14.1.08

Alcochete e depois

O primeiro-ministro precisou de poucas horas para ler o complexo relatório técnico de mais de 350 páginas elaborado pelo LNEC e fazer a sua opção. Desde o tempo do Engº Ferreira do Amaral que não se tomavam decisões de tal importância para o futuro do país com esta rapidez. Será coincidência?

Picardias à parte, o relatório do LNEC conclui que, objectivamente, é pequena a diferença entre as duas alternativas em causa.

As mirabolantes poupanças prometidas pelos autores do estudo apresentado pela SIC e amplamente divulgados por uma imprensa completamente irresponsável reduzem-se afinal uns meros 5% do valor total do investimento, e ainda assim somente se aceitarmos como bons pressupostos altamente discutíveis, tais como: a) não imputação dos custos da travessia à solução Alcochete; b) imputação dos custos do novo campo de tiro também à opção Ota; c) não consideração de outros custos de compensação da Força Aérea; d) valorização a preço zero dos terrenos de Alcochete, desprezando o seu custo de oportunidade; e) expectativa de que a UE comparticipe por igual as duas localizações; e f) subestimação evidente dos custos de movimentação de terras em Alcochete (só este ponto dava um romance).
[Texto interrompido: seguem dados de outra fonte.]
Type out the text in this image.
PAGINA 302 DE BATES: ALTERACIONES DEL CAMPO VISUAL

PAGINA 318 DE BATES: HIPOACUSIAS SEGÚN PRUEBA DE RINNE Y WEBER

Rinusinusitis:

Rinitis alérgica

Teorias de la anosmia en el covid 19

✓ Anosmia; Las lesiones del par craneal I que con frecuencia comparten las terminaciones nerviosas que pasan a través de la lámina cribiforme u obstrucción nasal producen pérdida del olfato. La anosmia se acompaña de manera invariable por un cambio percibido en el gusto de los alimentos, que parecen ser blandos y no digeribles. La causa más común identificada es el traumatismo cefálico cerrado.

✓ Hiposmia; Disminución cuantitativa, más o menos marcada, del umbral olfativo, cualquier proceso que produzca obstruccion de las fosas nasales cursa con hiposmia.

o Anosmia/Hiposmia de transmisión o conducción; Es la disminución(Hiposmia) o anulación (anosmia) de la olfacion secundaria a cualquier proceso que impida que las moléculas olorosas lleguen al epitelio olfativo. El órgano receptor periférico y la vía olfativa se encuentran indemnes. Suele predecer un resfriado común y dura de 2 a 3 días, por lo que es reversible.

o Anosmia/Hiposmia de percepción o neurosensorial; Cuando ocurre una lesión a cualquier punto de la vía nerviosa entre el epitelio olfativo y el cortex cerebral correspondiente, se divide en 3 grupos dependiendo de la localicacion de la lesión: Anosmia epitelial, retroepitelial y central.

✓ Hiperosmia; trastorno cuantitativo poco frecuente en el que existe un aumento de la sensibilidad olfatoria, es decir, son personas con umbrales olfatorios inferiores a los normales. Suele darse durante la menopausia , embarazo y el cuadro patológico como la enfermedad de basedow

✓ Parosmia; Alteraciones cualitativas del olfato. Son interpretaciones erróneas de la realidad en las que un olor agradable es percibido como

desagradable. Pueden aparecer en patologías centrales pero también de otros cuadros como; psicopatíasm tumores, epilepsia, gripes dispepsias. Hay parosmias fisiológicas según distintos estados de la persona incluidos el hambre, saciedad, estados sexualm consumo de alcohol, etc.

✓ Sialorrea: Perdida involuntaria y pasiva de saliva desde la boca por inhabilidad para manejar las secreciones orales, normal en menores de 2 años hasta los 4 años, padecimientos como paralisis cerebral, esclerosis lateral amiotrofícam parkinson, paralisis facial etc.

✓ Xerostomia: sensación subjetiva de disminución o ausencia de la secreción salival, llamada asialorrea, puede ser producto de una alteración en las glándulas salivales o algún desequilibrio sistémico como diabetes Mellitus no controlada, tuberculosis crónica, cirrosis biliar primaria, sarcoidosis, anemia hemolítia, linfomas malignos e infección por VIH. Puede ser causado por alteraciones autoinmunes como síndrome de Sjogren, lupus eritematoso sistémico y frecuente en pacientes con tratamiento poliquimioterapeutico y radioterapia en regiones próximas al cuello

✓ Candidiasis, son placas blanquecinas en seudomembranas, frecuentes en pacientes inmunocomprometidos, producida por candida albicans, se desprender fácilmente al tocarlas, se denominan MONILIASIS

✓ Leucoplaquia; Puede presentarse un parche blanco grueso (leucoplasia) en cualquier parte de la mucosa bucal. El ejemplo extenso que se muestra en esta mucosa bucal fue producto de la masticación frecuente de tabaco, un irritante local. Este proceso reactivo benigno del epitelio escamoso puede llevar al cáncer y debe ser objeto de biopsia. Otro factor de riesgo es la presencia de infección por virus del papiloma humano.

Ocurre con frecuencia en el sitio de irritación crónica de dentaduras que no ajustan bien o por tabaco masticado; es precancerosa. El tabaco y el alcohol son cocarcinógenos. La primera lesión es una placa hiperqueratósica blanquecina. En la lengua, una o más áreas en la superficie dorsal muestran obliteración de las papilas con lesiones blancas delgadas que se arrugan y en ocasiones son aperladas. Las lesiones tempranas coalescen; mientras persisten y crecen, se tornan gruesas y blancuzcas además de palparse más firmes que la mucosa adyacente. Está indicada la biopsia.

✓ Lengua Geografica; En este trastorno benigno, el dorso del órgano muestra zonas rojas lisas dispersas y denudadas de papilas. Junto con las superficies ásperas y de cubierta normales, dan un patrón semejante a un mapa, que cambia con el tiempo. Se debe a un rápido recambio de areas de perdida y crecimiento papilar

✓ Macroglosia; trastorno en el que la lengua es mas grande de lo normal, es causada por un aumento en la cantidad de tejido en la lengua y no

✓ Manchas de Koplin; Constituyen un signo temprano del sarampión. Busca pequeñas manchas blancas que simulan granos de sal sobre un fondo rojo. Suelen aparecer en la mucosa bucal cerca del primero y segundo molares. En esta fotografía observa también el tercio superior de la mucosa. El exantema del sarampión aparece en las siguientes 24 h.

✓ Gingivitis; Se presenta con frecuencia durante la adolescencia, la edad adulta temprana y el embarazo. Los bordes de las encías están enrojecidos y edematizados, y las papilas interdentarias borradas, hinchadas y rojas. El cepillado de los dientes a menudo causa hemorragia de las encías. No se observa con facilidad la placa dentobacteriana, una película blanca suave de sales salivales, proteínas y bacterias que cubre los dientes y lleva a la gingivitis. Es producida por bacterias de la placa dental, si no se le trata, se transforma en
Quanto à muito propalada superioridade das movimentações horárias conseguidas em Alcochete relativamente à Ota, o próprio relatório indica que seriam necessários estudos mais aprofundados para confirmá-la visto que a comparação não assenta em pressupostos semelhantes, prevenção que tem sido cuidadosa e deliberadamente omitida pelo Presidente do LNEC nas suas intervenções públicas.

Nestas condições, é evidente que, com a sua decisão, Sócrates pretendeu antes de mais livrar-se de uma polémica que fugira ao controlo do governo, porque se sentia incapaz de enfrentar os lóbis favoráveis a Alcochete. Julga que assim matou o problema, mas engana-se redondamente. Na verdade, criou outros, porque agora muita gente e, o que é mais, muitos grupos de interesse terão ficado convencidos de que, afinal, fazendo-se um bocado de barulho, o governo abana e cede.

O mais grave de todo este caso é que o debate da infra-estrutura mais importante do país caíu literalmente na rua. As responsabilidades são múltiplas e de grau variável, mas o facto indiscutível é que a localização do novo aeroporto de Lisboa não foi decicida pelo poder democraticamente eleito, mas pelos lóbis que mais têm a lucrar com a alternativa Alcochete.

Se alguém ainda tivesse dúvidas, lembro que já na 6ª feira passada o Professor Viegas veio a terreiro informar que caber-lhe-á a ele e aos seus colaboradores dizer-nos onde ficará situada a nova travessia do Tejo, se será uma ou se serão duas, e ainda se serão duas pontes ou uma ponte e um túnel. E é claro que o Professor Viegas não tenciona concorrer a eleições para submeter a sufrágio os seus projectos.

Só quem não quer é que não vê o perigosíssimo precedente criado por este caso.